SNP leader Alex Salmond’s best-of-pals relationship with Rupert Murdoch and his son has been thrust into the limelight by the Leveson inquiry.
In an email dated 11 February last year Frederic Michel (a Mr Fixit for Murdoch Jr) told his boss: “I met with Alex Salmond’s adviser today. He (Salmond) will call Hunt (the Tory Culture Secretary) whenever we need him to.”
On 1 March 2011, Salmond had dinner with the editor of the Scottish version of the Sun. The Sun pledged to support the SNP in the Holyrood elections taking place in two months time.
The following day Salmond phoned Michel and asked if he could ensure that Murdoch Jr could “smooth the way” for the Sun to come out in support of the SNP. Michel then emailed Murdoch Jr: “Alex Salmond called... The Sun is now keen to back the SNP at the election. Alex wanted to see whether we could help smooth the way for the process.”
Salmond, the email continued, wanted to host Murdoch Jr and Michel for dinner some time before the launch of the election campaign in late March. The email concluded: “On the Sky bid, he (Salmond) will make himself available to support the debate if consultation goes ahead.”

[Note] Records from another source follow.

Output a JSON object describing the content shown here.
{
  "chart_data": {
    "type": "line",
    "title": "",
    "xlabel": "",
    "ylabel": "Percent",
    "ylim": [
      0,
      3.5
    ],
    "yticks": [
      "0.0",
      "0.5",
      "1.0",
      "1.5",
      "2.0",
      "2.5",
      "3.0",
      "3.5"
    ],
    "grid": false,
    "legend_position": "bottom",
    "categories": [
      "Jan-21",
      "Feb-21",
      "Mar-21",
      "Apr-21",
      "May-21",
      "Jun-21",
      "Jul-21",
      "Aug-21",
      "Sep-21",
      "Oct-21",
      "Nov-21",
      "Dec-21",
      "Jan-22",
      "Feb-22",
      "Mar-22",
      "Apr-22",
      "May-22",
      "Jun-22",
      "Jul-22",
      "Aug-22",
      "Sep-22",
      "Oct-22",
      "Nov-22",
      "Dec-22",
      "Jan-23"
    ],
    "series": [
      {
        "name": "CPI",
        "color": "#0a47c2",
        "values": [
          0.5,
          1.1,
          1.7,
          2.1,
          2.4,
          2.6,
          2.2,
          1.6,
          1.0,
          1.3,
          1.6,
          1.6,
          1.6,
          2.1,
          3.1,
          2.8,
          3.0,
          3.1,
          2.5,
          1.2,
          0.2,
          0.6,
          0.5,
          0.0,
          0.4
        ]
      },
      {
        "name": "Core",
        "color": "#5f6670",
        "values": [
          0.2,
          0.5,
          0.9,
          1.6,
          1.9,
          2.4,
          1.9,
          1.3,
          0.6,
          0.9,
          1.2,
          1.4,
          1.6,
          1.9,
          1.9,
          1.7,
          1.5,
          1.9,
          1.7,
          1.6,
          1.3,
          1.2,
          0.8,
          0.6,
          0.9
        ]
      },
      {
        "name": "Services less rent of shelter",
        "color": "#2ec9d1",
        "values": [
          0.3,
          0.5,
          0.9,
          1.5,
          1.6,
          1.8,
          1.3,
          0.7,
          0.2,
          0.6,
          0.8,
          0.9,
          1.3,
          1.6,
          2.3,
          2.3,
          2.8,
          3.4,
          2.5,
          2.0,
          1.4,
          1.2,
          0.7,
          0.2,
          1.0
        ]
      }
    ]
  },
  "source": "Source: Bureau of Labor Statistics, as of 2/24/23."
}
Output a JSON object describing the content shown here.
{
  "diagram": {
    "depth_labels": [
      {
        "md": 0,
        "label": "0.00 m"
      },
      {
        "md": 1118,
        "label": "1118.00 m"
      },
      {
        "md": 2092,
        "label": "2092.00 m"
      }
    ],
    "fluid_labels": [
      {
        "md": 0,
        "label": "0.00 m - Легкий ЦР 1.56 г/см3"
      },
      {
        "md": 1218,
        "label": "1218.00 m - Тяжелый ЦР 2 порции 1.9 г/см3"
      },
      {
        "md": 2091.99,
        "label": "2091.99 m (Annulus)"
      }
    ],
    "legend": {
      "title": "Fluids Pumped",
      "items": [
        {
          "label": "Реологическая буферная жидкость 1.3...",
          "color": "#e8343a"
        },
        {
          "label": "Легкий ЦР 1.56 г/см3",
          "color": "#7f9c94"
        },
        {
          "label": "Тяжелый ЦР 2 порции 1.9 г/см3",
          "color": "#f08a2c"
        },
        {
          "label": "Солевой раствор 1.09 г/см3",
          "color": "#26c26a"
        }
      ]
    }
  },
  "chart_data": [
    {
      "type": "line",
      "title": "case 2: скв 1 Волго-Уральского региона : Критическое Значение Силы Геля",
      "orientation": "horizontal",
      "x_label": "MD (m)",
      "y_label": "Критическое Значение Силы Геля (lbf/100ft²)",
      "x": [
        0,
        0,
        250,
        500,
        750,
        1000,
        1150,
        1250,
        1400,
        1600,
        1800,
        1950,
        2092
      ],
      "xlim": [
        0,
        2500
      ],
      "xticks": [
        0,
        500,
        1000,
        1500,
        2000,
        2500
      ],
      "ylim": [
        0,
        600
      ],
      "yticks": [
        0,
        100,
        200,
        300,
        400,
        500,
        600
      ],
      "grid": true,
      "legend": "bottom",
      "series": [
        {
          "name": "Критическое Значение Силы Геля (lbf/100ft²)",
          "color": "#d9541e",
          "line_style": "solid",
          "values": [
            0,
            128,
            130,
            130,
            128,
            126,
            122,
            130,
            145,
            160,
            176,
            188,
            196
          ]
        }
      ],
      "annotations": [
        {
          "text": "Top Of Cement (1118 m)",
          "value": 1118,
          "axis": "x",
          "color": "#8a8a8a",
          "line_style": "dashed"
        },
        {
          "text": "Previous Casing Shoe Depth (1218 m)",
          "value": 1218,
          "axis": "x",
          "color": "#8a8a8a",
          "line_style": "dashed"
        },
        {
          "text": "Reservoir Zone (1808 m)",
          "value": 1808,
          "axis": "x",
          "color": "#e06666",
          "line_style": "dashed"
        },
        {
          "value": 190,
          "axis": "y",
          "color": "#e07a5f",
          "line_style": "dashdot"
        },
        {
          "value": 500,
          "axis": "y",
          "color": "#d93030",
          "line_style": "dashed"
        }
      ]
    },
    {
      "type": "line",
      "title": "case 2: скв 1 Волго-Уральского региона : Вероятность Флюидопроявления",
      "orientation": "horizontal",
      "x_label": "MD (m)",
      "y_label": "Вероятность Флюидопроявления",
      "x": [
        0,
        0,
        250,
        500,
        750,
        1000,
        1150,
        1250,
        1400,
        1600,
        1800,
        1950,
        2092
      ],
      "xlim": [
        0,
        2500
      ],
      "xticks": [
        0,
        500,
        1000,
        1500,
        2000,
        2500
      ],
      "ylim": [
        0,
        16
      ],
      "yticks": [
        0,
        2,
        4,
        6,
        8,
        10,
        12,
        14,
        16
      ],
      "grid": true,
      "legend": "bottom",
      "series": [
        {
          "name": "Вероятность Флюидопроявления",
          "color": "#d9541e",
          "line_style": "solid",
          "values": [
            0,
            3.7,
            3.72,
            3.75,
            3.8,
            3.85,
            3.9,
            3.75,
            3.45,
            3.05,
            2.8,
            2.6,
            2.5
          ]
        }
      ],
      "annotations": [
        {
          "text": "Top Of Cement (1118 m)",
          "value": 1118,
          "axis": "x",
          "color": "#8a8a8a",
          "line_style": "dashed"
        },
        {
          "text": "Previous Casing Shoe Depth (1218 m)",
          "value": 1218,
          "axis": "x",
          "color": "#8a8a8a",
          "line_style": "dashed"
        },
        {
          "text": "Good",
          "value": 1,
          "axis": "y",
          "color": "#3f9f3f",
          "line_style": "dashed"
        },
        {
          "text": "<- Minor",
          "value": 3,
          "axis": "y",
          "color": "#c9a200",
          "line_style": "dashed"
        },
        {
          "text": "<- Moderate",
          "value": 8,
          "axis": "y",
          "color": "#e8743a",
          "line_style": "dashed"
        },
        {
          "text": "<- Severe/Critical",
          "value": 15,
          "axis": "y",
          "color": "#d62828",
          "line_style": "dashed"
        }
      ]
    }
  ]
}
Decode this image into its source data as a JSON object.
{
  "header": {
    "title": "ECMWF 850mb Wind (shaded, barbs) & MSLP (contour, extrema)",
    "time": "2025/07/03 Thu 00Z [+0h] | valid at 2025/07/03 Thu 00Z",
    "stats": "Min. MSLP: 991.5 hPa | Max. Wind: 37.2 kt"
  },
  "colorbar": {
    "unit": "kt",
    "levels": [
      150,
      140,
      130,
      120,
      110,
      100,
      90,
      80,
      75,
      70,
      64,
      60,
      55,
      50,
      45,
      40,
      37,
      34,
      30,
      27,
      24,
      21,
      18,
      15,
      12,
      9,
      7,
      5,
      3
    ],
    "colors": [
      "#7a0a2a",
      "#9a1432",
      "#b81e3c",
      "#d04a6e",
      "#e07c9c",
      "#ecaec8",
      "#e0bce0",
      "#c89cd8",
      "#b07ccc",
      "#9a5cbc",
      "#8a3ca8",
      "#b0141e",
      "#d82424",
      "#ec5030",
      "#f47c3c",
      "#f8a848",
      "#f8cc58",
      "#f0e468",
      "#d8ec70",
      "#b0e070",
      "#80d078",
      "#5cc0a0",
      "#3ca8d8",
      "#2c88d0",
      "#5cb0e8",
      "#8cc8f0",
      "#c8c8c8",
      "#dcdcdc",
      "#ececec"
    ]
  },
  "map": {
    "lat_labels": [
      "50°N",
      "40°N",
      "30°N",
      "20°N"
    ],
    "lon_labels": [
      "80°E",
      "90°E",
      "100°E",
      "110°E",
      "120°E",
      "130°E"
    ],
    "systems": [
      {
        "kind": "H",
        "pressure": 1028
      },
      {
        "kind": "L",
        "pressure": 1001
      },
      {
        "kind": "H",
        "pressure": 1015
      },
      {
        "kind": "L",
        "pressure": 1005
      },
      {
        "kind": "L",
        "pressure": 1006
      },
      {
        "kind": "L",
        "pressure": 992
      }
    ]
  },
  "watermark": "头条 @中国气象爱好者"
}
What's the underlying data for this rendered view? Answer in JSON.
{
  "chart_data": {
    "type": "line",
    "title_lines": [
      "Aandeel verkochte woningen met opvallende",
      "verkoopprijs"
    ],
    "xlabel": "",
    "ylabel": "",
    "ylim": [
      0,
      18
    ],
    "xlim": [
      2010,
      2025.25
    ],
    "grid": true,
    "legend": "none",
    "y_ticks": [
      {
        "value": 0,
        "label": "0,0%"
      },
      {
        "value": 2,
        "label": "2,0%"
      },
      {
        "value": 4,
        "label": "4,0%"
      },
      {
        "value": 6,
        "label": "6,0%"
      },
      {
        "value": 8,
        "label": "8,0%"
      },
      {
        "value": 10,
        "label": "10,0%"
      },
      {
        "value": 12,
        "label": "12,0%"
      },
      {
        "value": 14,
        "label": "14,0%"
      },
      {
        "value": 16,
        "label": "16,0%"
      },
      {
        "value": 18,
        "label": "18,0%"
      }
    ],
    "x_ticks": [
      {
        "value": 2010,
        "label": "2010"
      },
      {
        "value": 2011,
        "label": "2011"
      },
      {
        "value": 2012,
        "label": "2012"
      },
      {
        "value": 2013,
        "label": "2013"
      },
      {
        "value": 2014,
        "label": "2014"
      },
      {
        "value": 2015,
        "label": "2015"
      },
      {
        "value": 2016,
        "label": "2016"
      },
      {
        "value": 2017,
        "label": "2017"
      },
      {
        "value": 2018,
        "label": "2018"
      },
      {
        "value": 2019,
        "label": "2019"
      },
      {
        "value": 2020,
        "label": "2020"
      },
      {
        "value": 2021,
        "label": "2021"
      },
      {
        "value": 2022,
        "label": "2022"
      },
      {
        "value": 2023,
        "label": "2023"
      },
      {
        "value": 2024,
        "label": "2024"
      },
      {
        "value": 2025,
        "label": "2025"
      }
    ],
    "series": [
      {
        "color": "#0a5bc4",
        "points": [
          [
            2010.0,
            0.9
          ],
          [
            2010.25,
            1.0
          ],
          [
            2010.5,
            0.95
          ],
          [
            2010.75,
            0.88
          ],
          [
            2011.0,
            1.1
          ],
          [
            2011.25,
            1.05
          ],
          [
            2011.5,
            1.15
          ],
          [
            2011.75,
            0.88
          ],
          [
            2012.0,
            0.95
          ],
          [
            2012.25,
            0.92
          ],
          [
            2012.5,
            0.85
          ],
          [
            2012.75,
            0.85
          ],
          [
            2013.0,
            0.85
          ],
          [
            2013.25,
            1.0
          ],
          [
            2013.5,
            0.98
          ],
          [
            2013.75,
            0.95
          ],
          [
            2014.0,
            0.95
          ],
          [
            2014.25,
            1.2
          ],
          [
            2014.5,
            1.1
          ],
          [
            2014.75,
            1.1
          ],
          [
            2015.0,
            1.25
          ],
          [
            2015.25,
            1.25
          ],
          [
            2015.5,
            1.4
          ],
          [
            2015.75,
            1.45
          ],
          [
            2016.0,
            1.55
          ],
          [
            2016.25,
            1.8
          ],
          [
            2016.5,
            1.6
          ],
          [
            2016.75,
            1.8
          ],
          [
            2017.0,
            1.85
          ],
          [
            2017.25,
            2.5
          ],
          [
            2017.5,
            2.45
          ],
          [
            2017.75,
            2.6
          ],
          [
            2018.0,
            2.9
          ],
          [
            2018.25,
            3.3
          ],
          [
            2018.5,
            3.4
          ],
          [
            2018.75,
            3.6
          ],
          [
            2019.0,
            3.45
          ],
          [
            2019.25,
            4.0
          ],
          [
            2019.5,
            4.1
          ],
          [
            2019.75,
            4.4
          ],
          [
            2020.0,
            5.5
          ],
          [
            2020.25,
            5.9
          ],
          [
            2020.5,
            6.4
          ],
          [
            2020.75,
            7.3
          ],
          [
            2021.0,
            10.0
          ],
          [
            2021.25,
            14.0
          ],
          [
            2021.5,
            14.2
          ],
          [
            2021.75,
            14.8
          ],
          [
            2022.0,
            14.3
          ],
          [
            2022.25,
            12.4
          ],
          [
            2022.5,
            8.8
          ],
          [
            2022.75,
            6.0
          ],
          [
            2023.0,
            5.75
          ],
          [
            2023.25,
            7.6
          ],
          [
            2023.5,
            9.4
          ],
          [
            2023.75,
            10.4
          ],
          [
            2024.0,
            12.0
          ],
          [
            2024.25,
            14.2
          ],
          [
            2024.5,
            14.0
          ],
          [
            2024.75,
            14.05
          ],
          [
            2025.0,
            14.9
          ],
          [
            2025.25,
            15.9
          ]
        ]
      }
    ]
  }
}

On 3 March, Salmond duly booked a call with Culture Secretary Jeremy Hunt so that he could argue in support of News International (NI)’s bid to take over BSkyB. (The call did not take place, as Hunt announced the same day that he would allow the takeover.)
Salmond has not denied the above sequence of events, but he has denied any formal trade-off. We’re meant to believe it was all just a coincidence!
In a debate in Holyrood last week Salmond claimed that in backing the NI bid he was merely fulfilling his role as Scottish First Minister and protecting jobs. His stance had been vindicated, he claimed, by the decision of BSkyB call-centre contractor, HEROtsc, to “bring 900 jobs” to Glasgow.
But Salmond was unable to cite any advice from civil servants or economic advisers that defending Scottish jobs required support for the Murdochs’ bid for Sky.
Nor did he attempt to explain why, if the takeover of BSkyB was good for Scotland, did SNP MPs in Westminster oppose it and co-sponsor a Labour anti-takeover motion.
And the 900 call centre jobs he referred to had been announced in April of this year, several months after the attempt to buy out BSkyB had failed. In any case, 800 of them were existing jobs which had simply transferred to HEROtsc after the collapse of another company.
Salmond’s willingness to lobby Hunt was part of a broader pattern of close relations between the Murdochs and the politician. According to Murdoch Sr, who was personally involved in the Sun’s decision to back the SNP: “I would describe [this relationship] as warm. ... I enjoy his company. I don’t know much about the SNP. I have met Mr Salmond a few times and find him an attractive person.”
Evidence provided to the inquiry by Murdoch Sr refers to four face-to-face meetings and five phone calls between the two men since 2007. Topics covered in the meetings included “Scottish independence”, investments in Scotland by NI, and Murdoch’s Scottish ancestry.
The most recent meeting took place in February this year, in the aftermath of the revelations about phone hacking and the subsequent closure of the News of the World.
As Scottish Labour Party leader Johann Lamont put it, the meeting took place at a time when Murdoch’s papers were being investigated for bribery, phone-hacking, perverting the course of justice, perjury and destroying evidence.
Just a few days later Salmond wrote an article for the Scottish version of the Sun on Sunday, and included in his article his planned date for the referendum on Scottish independence — which not even the Holyrood Parliament had been informed of.
Salmond’s cosy relationship with the Murdochs — and other millionaires, including Fred Godwin, Brian Souter, Tom Farmer and, formerly, Donald Trump — shows up the hollowness of the SNP’s claims to be on the side of ordinary working people.